23 HAZİRAN SEÇİMLERİ
YSK Kararını verdi. Seçimler İstanbul’da yenilenecek. Milletin oyundan kimsenin çekinmemesi gerekir. Ancak burada bazı noktalara vurgu yapmak gerekir: 1. Eğer İstanbul’da seçim yenilenecekse sadece Büyükşehir Belediyesi seçimleri değil muhtarlıklar dâhil bütün seçimlerin yenilenmesi gerekirdi. 2. Eğer 19 bin sandıkta usulsüzlük (iktidar partisinin sözcülerinin ima ettiği gibi FETÖ kumpası) var ise, bu hükümetin Sayın Cumhurbaşkanı’nın FETÖ’yle mücadelesinde onu yalnız bıraktığı, FETÖ tehdidini hafife aldığı anlamına gelir. Başta YSK üyeleri bu konuda herkesin tekrar soruşturulması gerekir. Hiç kimse şüphe duymasın ki, Türk devleti bir avuç sapkın haşhaşiye boyun eğmeyecektir. En güzel sözü de 23 Haziran’da hemşehrilerimiz söyleyecektir.
BİLSEM
Kızımın da öğrencisi olduğu BİLSEM Türk Devleti’nin en güzel projelerinden birisidir. Bilimsel alanda, resim ve müzik gibi güzel sanatlarda üstün yetenekli çocukları sınavla seçip onları özel eğitime tabi tutan bu kurum geleceğin öncü nesillerinin yetişmesi için çok kıymetli bir vazife ifa etmektedir. Hafta sonu yapılan Dünya Robot Olimpiyatları seçmelerinde Ataşehir BİLSEM’in öğrencileri Türkiye’yi Danimarka’da temsil etme hakkına kavuşmuştur. Hepsinin yolu açık olsun. Ancak, devletimizin BİLSEM’e ayırdığı kaynak çok yetersizdir. Bizim petrol ve doğal gazımız yoktur, suyumuz kıttır, en büyük kaynağımız yetişmiş iş gücümüz ve geleceğimiz de çocuklarımızdır. Devletimizin Türkiye çapında BİLSEM’e daha fazla kaynak ayırmasını bekliyoruz.
İZMİR
Türkiye’nin en güzel şehirlerinden biri olan İzmir’i ailemle gezme şansı buldum. Bir İstanbullu olarak üzülerek beyan etmeliyim ki, İzmir’in trafiği, altyapı hizmetleri, birkaç lüks semtin dışında diğer mahallelerdeki özensizlik İzmir’in hak ettiği belediye hizmetlerine sahip olamadığı duygusu yarattı bende. Tarıma dayalı sanayi, turizm, eğitim ve kültür alanlarında Türkiye’nin markası bir metropol olabilecekken İzmir’in yetersizlikleri öne çıkmakta. Gördüm ki, Sayın Soyer’e çok iş düşmektedir. İzmir’de büyük bir vizyon değişikliğini gerçekleştirmesi gerekir. Bu satırlarda takipçisi olacağım.

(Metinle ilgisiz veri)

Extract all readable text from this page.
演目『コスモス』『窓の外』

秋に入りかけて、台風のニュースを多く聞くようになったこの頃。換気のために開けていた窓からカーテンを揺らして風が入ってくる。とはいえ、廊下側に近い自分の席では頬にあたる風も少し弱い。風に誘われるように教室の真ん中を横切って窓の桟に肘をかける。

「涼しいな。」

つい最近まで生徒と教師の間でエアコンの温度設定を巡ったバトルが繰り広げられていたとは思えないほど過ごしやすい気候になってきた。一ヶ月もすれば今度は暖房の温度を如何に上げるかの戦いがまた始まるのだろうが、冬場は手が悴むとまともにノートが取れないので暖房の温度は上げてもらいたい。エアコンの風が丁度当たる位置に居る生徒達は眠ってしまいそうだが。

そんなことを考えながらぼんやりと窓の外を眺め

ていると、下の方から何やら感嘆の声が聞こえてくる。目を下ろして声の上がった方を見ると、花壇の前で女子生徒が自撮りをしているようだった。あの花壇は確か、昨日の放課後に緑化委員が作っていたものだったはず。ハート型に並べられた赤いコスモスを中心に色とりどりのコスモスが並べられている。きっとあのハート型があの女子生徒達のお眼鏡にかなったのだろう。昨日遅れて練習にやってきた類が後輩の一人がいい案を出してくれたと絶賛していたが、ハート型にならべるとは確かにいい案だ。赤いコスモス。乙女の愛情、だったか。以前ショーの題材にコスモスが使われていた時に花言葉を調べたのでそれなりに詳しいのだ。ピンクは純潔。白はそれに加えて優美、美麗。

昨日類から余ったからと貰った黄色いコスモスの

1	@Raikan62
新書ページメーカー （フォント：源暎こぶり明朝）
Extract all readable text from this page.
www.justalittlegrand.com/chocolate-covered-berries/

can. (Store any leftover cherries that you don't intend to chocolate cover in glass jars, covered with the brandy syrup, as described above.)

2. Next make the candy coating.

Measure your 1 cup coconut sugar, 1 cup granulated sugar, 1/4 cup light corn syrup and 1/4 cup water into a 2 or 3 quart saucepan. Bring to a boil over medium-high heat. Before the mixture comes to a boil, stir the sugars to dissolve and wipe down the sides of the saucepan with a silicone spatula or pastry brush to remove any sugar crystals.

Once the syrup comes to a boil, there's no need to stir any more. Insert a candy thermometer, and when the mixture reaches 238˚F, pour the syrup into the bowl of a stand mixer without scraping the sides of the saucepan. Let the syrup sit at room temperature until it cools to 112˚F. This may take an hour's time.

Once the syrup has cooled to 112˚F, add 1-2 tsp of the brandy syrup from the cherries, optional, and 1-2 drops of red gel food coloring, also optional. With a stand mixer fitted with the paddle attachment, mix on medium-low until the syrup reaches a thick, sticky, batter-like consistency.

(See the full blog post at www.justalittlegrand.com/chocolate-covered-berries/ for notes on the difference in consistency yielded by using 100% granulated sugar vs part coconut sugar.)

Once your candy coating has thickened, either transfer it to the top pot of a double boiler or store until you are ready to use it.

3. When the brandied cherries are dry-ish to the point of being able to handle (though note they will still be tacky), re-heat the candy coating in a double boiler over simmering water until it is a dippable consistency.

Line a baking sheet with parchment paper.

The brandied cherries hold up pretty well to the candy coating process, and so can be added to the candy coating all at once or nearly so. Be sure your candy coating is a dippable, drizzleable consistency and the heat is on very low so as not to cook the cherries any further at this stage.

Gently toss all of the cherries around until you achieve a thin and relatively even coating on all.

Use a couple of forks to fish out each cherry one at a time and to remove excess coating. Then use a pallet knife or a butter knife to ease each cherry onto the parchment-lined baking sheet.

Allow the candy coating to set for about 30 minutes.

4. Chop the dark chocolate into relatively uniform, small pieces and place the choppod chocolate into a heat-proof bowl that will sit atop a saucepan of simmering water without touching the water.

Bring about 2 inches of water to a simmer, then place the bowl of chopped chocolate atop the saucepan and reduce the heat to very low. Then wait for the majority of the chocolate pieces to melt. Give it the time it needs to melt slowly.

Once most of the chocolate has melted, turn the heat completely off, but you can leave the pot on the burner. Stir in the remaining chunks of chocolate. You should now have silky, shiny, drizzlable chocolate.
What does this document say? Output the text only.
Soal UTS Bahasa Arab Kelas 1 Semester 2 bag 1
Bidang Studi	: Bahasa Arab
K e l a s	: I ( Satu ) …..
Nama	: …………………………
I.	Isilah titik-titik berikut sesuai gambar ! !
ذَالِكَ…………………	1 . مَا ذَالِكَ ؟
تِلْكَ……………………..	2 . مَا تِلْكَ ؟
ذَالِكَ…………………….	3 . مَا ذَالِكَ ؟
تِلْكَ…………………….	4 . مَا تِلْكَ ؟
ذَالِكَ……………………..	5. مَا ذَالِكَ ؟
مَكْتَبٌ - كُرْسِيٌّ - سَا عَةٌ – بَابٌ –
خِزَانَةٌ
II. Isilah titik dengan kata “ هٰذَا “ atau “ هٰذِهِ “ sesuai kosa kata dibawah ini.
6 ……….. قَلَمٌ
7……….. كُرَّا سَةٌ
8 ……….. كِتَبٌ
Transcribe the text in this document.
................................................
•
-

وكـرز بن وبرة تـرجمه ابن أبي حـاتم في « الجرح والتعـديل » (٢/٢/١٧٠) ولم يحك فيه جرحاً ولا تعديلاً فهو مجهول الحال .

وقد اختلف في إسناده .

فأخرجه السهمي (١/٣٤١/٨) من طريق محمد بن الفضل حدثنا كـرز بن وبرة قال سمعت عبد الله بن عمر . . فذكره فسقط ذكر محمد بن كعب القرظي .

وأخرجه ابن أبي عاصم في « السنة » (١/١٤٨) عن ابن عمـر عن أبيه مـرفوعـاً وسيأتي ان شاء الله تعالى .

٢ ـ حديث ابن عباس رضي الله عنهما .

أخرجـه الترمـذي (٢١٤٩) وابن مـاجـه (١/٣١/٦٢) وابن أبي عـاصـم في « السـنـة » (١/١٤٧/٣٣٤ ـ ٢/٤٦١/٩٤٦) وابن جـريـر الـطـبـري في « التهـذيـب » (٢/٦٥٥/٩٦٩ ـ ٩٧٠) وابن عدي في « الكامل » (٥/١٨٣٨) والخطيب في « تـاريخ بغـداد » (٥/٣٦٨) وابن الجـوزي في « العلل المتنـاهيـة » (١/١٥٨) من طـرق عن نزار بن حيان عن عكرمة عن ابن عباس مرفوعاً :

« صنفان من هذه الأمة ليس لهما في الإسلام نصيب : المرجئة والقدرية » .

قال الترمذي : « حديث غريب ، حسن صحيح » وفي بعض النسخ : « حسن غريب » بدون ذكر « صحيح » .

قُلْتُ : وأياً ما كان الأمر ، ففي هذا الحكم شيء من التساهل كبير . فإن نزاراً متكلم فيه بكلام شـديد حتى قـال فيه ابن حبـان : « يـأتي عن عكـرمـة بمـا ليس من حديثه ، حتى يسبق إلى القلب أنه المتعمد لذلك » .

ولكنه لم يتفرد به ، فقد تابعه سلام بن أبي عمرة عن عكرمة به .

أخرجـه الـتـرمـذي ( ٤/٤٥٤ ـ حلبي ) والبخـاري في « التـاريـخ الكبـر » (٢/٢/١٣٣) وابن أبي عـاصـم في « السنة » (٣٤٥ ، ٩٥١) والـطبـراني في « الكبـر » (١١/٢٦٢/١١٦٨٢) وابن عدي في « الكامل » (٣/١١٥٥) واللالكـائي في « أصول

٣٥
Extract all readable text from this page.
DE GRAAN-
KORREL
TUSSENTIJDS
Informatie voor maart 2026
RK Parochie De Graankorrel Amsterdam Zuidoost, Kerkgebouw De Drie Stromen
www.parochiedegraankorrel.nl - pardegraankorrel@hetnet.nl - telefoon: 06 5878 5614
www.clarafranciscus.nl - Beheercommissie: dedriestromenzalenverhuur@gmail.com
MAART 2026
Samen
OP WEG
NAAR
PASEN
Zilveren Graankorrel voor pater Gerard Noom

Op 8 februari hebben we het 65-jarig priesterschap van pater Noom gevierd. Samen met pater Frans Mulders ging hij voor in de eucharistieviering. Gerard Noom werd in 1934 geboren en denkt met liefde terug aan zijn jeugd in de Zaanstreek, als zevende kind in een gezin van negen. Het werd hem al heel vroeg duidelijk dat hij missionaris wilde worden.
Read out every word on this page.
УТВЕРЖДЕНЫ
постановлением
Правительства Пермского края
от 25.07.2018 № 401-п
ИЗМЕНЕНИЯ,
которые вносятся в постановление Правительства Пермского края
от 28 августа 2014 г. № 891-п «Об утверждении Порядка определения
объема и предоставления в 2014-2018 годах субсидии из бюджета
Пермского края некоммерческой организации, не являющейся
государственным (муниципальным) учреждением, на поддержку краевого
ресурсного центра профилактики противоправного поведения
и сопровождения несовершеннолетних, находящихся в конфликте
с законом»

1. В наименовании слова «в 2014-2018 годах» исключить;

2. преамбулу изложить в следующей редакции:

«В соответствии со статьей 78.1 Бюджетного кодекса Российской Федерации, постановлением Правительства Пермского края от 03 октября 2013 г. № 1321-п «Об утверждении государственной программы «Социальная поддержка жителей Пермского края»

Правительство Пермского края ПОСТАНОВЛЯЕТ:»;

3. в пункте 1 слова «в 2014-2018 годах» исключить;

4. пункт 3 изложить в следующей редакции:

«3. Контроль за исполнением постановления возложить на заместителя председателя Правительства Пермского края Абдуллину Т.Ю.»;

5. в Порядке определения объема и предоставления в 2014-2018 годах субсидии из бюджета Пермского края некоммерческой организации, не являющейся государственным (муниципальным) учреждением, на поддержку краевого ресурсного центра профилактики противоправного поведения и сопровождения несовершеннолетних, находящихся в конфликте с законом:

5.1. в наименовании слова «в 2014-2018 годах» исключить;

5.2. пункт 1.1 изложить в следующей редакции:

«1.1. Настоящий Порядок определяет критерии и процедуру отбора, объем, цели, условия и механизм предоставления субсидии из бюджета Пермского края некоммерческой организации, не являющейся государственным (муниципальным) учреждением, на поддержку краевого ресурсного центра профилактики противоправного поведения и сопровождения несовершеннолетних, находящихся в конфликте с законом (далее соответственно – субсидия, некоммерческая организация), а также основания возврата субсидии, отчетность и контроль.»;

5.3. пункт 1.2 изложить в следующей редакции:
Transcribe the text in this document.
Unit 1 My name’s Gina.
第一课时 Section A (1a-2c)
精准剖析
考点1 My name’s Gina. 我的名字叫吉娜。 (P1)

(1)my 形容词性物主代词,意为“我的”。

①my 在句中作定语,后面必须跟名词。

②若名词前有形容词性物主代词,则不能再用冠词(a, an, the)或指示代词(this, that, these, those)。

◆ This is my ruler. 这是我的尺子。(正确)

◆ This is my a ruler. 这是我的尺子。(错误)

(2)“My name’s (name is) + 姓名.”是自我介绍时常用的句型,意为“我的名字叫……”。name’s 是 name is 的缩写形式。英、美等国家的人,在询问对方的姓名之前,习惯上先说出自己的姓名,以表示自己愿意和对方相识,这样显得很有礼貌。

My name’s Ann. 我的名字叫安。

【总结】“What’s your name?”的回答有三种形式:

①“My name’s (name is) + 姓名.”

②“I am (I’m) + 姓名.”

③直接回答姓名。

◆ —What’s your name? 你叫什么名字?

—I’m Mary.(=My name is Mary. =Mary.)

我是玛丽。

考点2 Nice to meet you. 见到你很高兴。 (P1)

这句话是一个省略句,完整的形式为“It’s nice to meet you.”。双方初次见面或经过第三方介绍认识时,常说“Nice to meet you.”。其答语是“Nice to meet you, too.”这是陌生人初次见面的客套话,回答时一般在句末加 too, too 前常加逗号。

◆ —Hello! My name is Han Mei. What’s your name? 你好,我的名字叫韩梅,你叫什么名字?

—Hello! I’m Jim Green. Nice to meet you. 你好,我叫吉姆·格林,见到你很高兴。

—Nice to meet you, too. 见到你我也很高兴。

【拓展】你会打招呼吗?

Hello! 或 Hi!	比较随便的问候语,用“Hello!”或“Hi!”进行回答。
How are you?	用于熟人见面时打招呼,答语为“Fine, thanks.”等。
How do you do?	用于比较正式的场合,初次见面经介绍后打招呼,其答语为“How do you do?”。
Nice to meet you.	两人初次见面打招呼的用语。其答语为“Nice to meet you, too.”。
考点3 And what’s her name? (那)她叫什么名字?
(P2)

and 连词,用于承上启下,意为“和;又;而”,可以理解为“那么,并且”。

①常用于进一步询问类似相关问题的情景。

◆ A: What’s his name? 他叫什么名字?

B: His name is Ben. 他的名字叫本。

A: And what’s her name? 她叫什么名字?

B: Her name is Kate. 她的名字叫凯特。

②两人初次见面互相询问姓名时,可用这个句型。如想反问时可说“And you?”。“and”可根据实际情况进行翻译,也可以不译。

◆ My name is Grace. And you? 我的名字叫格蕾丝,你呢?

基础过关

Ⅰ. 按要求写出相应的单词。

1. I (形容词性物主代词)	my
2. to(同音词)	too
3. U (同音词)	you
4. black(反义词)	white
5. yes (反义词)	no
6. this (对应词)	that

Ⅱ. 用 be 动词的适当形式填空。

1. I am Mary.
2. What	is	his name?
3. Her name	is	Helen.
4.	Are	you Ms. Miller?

HOŞ GELDİN YA ŞEHR-İ RAMAZAN
Bu satırların okuyucuları bilirler. Ramazan Ayı’nda Cuma günleri Ramazan’a özel yazılar yazarım. Bugün birikmiş konulara değindim. O yüzden haftaya iki yazım Ramazan ve İktisat üzerine olacak. Hepinizin Ramazan’ı mübarek olsun. Allah milletimize sağlık, huzur, beraberlik, kardeşlik ve dayanışma gücü versin. Dualarınız bereketli, ibadetleriniz makbul olsun.